The US Food and Drug Administration (FDA)'s newly-released Innovation Blueprint sets out the steps which the agency can take immediately to address concerns about biomedical innovation, which is slowing down despite record investments in R&D.

"America is at an important crossroads, where the science before us presents unprecedented opportunities to create new and better medical products and to promote better health for the public," said FDA Commissioner Margaret Hamburg. "Our Innovation Blueprint highlights some of the initiatives FDA will be implementing to ensure that these opportunities are translated into safe and effective treatments that can help keep American patients and American industry healthy and strong," she added.

The report's proposals stem from a review of FDA's current policies and practices, as well as months of meetings with major stakeholders nation-wide, and they focus on implementing the following major actions:

- rebuilding FDA's small business outreach services;
- building the infrastructure to drive and support personalised medicine:
- creating a rapid drug development pathway for important targeted therapies;
- harnessing the potential of data-mining and information-sharing while protecting patient privacy;
- improving consistency and clarity in the medical device review process:
- training the next generation of innovators; and
- streamlining and reforming FDA regulations.

The document "represents a productive and important first step toward smart innovation-focused reform at FDA," said Vicki Seyfert-Margolis, senior adviser for science innovation and policy for the FDA Commissioner's Office.

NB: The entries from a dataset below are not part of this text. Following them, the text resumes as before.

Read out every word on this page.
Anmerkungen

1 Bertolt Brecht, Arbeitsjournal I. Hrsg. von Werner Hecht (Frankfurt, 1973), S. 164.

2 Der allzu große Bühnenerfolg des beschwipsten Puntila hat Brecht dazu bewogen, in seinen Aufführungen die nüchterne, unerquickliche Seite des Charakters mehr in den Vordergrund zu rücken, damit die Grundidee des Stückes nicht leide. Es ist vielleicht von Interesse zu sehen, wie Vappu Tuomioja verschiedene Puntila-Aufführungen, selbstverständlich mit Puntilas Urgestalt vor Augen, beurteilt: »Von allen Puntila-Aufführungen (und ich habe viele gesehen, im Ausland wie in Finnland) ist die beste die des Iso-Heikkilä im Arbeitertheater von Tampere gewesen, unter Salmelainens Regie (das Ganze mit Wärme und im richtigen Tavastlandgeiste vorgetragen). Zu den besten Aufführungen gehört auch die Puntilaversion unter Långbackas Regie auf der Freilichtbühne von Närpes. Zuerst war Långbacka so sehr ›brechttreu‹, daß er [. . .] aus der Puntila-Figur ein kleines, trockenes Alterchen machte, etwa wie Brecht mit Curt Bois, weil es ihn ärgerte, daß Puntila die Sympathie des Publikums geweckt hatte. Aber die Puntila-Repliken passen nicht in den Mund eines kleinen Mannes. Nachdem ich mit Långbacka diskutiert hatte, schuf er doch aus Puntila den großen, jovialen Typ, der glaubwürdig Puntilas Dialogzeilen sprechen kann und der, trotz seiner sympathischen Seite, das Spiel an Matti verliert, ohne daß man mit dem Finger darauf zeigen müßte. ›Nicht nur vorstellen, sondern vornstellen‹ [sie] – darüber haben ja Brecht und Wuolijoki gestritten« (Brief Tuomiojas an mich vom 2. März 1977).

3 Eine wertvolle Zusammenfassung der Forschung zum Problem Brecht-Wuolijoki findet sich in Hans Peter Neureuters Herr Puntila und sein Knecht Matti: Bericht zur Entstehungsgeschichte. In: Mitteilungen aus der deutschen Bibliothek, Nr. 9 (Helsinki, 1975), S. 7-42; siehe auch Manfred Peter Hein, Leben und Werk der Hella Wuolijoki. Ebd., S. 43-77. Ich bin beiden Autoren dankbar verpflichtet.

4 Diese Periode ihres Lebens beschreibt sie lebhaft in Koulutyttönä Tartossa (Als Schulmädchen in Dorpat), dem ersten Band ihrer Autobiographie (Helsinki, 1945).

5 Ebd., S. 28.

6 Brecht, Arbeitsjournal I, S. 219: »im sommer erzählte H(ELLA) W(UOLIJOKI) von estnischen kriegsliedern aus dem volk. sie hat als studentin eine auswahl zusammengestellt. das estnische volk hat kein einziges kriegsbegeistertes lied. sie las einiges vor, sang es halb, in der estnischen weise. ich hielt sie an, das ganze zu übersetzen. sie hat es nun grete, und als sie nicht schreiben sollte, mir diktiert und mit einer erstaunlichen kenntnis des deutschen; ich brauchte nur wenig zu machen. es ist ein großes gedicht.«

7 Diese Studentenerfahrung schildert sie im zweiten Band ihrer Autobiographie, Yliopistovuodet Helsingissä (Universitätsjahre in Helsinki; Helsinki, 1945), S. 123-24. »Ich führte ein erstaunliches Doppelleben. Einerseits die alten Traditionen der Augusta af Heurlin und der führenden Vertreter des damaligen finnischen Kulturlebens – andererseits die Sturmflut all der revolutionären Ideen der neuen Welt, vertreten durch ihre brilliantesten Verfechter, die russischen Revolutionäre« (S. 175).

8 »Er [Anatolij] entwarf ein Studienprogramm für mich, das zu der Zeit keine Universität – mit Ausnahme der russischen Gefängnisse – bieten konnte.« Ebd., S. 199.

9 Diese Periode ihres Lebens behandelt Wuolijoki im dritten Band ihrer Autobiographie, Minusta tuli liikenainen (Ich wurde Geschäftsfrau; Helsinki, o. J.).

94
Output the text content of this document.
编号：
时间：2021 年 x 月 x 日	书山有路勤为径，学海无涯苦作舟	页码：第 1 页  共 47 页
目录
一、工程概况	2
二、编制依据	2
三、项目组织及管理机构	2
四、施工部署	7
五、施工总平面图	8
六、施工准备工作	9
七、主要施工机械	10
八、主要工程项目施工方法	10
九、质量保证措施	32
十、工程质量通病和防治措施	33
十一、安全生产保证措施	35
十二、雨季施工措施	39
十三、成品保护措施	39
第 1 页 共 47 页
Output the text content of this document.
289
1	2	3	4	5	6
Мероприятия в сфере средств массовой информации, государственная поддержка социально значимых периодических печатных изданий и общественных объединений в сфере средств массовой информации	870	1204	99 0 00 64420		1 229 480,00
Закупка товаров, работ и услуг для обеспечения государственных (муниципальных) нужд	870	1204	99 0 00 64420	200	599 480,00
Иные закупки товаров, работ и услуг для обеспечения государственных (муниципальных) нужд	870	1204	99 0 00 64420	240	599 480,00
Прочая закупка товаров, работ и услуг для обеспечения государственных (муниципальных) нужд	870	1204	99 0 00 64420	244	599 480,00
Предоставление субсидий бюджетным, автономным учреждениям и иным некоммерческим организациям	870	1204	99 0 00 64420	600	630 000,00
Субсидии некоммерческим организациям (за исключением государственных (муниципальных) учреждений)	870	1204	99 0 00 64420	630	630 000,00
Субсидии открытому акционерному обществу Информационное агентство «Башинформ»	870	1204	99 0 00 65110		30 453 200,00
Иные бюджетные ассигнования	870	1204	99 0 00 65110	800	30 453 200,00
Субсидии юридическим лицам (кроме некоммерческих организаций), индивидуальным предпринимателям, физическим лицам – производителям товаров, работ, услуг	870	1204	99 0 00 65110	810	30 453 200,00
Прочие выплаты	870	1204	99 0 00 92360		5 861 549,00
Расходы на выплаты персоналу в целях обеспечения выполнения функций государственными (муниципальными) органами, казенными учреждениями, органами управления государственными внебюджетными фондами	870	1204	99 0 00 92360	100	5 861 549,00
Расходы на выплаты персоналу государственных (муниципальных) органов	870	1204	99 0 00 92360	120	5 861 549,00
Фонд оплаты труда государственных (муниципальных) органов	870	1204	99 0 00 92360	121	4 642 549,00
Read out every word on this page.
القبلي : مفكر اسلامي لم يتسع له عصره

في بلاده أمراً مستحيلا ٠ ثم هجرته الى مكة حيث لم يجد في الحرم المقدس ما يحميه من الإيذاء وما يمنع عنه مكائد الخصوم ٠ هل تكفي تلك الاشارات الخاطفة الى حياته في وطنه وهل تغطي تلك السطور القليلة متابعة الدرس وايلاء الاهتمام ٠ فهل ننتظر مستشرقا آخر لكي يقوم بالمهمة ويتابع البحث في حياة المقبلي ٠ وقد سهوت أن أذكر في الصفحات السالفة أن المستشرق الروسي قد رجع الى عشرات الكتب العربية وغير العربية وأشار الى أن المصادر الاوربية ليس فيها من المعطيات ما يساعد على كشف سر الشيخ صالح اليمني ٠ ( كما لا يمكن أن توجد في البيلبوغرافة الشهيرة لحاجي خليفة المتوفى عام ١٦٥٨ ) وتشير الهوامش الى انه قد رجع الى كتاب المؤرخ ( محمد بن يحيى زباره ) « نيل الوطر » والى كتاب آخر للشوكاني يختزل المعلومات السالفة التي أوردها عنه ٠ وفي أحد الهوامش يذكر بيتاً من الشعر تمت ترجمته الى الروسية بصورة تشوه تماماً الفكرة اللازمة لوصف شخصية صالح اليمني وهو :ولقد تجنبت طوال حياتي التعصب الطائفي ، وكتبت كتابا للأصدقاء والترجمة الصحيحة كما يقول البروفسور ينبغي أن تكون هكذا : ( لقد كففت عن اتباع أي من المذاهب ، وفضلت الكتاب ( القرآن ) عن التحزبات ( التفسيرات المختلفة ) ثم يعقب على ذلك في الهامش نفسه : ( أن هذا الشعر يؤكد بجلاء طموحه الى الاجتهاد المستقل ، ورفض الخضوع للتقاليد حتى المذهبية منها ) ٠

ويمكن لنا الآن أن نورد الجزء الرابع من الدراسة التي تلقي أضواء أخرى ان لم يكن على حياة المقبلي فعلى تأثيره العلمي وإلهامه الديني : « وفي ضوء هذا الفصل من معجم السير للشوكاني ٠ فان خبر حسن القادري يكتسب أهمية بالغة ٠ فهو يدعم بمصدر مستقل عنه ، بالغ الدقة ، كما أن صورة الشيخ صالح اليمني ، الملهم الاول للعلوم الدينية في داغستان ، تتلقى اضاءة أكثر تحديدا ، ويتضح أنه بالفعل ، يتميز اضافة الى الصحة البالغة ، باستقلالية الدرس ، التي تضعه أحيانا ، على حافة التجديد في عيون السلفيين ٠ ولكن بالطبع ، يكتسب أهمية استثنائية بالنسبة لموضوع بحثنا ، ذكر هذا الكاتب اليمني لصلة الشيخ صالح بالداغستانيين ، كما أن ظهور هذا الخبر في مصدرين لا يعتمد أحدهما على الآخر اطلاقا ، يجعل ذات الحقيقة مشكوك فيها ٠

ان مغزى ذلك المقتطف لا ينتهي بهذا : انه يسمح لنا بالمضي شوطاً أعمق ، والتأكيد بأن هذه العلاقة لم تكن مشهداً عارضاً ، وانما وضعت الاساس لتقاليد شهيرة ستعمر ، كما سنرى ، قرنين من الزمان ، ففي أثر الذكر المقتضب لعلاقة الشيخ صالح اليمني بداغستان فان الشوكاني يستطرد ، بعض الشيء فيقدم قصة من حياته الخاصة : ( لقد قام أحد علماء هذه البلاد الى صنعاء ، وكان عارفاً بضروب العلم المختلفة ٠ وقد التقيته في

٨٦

One of the things the agency had been told at the stakeholder meetings is that FDA needs to work better as one agency, rather than functioning as several semi-autonomous centres, she added.

The Pharmaceutical Research and Manufacturers of America (PhRMA) said it welcomed the "thoughtful and proactive" approach taken in the report, and pointed out that many of its themes are consistent with the provisions in the recently-negotiated Prescription Drug User Fee Act (PDUFA-V).

If implemented as published, PDUFA-V will "provide the FDA with much-needed resources and management tools to support patient safety and to promote innovation in the scientific ecosystem through increased transparency, predictability and efficiency in FDA's science-based human drug review programme," said PhRMA chief executive John J Castellani.

PDUFA-V will also establish an enhanced review model for New Molecular Entities (NMEs), which "targets completion of FDA assessments of efficacy and safety within the first review cycle and is intended to reduce the overall time for new medicines to become available to patients, while maintaining FDA's gold standard of safety and efficacy. One aspect of this provision which should facilitate this objective is increased scientific communication between FDA and sponsors prior to and throughout the review process," added Mr Castellani.